Bir TSK mensubunun bana anlattığına göre:

- Cumhurbaşkanı’nın indiği askeri veya askeri/sivil ortak hava meydanlarında o askeri birlik ile Erdoğan orada bulunduğu sürece nöbet tutacak tüm askerlerin T.C. kimlik numaraları Beştepe’nin güvenlik ekibi tarafından soruşturmadan geçiriliyor. Soruşturmadan geçenlerin nöbet tutmasına izin veriliyor.

- Mermiler toplatılıyor, silahlardaki iğneler bile söktürülüyor. O askeri birlik savunmasız hale getiriliyor.

- O birlikteki tüm tatbikatlar, atışlar ve eğitimler iptal ediliyor.

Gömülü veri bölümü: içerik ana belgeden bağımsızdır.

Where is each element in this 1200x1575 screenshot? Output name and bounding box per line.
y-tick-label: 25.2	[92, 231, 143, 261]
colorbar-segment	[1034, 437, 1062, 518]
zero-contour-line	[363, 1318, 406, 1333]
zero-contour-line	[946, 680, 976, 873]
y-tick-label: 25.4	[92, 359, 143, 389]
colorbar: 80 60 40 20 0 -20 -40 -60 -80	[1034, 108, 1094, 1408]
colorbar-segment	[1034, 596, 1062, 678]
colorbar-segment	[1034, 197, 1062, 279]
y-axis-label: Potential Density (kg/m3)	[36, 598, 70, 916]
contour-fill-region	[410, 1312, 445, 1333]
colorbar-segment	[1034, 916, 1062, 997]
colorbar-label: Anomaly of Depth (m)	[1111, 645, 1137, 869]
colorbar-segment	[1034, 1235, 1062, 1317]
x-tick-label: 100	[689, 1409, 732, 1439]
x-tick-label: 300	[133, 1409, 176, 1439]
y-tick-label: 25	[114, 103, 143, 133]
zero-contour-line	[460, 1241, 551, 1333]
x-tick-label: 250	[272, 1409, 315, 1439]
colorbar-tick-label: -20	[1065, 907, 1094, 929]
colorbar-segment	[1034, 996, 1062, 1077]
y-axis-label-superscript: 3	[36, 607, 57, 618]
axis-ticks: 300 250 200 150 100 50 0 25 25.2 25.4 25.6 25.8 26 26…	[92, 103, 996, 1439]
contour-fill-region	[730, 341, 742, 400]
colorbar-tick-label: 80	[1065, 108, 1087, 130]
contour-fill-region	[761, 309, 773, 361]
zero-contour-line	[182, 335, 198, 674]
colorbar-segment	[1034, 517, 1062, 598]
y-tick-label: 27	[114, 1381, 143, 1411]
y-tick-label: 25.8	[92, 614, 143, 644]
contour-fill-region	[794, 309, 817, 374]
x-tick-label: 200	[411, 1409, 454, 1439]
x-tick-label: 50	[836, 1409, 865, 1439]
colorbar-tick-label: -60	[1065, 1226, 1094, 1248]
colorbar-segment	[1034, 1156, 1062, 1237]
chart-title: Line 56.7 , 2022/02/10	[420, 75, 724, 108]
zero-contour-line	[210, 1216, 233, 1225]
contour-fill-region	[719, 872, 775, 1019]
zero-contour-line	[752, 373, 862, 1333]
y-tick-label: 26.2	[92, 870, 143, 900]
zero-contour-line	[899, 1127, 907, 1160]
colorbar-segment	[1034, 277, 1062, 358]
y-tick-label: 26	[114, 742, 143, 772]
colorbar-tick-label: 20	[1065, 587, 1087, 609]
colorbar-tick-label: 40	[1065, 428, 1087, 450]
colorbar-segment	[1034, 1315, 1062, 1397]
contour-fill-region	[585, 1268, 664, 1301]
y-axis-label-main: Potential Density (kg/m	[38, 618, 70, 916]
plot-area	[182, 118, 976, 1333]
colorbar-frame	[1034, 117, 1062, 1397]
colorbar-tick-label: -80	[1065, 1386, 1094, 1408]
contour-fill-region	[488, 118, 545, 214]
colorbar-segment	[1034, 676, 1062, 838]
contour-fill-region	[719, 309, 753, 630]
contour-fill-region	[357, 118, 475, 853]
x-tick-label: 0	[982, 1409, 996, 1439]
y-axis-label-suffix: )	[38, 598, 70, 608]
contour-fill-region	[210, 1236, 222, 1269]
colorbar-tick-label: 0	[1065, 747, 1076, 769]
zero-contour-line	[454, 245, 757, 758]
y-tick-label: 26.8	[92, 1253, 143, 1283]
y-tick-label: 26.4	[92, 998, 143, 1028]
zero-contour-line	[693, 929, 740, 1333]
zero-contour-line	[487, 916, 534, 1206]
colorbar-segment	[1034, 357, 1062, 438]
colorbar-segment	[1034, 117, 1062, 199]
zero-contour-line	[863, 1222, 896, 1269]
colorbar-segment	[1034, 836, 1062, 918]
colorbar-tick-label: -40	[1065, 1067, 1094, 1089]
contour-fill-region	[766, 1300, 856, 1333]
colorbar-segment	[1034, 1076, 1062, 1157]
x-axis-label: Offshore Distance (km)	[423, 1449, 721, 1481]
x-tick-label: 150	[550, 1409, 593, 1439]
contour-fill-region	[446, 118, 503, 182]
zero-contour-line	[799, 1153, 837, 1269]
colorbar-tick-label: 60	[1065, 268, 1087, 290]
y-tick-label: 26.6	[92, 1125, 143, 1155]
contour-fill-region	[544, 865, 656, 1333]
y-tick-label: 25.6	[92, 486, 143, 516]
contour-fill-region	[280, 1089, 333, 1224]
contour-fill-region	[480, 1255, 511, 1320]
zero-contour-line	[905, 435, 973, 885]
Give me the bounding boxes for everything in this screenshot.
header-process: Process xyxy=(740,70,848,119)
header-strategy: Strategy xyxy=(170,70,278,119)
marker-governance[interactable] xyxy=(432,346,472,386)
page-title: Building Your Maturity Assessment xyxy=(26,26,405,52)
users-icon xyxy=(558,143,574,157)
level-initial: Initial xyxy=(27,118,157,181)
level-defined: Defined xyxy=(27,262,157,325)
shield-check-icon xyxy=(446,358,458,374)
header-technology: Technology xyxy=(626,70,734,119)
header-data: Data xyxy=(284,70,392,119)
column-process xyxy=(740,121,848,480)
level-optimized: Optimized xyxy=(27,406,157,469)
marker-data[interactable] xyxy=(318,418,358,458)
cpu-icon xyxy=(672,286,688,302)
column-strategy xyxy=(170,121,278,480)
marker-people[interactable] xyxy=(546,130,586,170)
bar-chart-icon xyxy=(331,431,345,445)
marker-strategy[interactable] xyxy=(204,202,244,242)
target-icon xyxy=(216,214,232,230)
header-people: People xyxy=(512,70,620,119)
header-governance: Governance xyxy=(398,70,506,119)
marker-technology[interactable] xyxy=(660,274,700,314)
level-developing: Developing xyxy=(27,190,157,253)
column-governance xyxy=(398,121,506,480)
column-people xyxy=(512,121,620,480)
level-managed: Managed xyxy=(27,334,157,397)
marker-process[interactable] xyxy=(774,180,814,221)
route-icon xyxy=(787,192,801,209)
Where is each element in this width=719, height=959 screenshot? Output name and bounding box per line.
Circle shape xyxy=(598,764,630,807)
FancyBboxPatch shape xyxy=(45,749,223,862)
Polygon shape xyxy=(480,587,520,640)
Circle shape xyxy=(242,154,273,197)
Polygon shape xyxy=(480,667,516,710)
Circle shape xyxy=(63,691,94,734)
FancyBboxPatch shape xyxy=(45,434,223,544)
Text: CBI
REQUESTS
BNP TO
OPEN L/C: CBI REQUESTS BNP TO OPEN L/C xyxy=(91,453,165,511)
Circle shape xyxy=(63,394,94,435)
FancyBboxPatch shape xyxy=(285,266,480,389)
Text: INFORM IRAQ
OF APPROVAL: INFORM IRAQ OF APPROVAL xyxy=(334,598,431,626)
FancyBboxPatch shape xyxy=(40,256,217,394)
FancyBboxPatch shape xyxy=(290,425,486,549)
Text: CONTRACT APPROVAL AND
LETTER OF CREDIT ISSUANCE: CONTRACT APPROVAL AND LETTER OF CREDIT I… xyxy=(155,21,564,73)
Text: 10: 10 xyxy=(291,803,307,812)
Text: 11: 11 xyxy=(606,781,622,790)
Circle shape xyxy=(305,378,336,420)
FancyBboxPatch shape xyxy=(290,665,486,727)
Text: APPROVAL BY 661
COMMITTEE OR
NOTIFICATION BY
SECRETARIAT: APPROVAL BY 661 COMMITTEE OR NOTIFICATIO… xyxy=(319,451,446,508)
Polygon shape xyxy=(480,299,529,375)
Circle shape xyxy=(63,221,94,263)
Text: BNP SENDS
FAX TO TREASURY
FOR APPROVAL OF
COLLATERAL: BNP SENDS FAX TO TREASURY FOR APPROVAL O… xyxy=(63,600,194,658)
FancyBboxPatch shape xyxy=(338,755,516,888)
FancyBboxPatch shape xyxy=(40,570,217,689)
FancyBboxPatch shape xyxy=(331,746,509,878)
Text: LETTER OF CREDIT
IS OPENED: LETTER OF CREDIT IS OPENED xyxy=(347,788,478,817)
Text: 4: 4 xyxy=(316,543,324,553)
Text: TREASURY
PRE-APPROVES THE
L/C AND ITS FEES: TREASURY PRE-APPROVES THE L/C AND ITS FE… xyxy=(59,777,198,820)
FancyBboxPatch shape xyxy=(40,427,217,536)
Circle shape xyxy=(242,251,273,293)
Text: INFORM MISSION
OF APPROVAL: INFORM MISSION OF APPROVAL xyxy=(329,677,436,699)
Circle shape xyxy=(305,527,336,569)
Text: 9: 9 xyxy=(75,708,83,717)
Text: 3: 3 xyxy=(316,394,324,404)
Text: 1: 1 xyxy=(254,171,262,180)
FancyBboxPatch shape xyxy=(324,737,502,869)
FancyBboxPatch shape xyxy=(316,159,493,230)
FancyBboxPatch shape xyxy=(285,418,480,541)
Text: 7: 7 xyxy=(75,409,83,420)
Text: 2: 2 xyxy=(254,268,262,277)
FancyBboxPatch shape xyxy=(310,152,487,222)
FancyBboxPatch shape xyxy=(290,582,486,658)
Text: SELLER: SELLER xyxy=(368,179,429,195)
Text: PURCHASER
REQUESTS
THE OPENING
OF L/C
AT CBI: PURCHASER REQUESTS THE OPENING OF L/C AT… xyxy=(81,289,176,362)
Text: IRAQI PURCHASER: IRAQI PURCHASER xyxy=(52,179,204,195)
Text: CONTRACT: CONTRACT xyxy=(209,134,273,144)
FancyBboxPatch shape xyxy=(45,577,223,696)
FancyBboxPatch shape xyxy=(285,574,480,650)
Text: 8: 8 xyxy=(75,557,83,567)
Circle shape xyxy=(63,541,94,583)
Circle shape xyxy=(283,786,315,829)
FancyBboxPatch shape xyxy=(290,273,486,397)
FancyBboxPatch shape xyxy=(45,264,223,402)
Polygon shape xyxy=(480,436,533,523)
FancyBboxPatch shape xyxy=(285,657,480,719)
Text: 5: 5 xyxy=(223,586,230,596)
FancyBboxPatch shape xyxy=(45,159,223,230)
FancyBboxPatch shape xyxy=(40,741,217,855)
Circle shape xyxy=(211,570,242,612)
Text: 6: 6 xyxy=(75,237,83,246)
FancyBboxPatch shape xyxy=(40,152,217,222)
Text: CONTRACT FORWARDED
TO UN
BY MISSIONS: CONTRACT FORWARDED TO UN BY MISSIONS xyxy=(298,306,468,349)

- Tüm jet uçuşları ve eğitimler iptal ediliyor.

- Nöbet tutan savaş pilotlarının başına eli silahlı cumhurbaşkanlığı korumaları gönderiliyor.

- Uçak ve pilotlar cumhurbaşkanı için tehdit görülüyor ve devre dışı bırakılıyor.

- Cumhurbaşkanının katıldığı atışlı tatbikatlarda atış yapacak tank operatörü, topçu, savaş gemisi kaptanı ve atış unsurları, uçak ve helikopter pilotlarının tümü cumhurbaşkanlığı tarafından güvenlik soruşturmasından geçmiş personelden seçiliyor. Soruşturmadan geçme oranı yüzde 10-15 civarında gerçekleşiyor. Kim niye seçildiğini ve seçilmediğini bilmiyor. Kuvvet komutanlıklarının dahi bilgisi olmuyor. Bu durum TSK’da ayrımcılığa, dedikoduya, ötekileştirmeye ve huzursuzluğa yol açıyor.

25-30 PİLOTA İZİN VAR

- Cumhurbaşkanının uçak ve helikopterle yapacağı seyahatlerde koruma amaçlı iki F-16 havada oluyor. Helikopterle yapılan seyahatlerde ilave olarak Jandarma Atak helikopterleri kalkıştan inişe kadar eşlik ediyor. Yurt dışı seyahatlerinde F-16’lar ülke sınırına kadar koruma sağlıyor.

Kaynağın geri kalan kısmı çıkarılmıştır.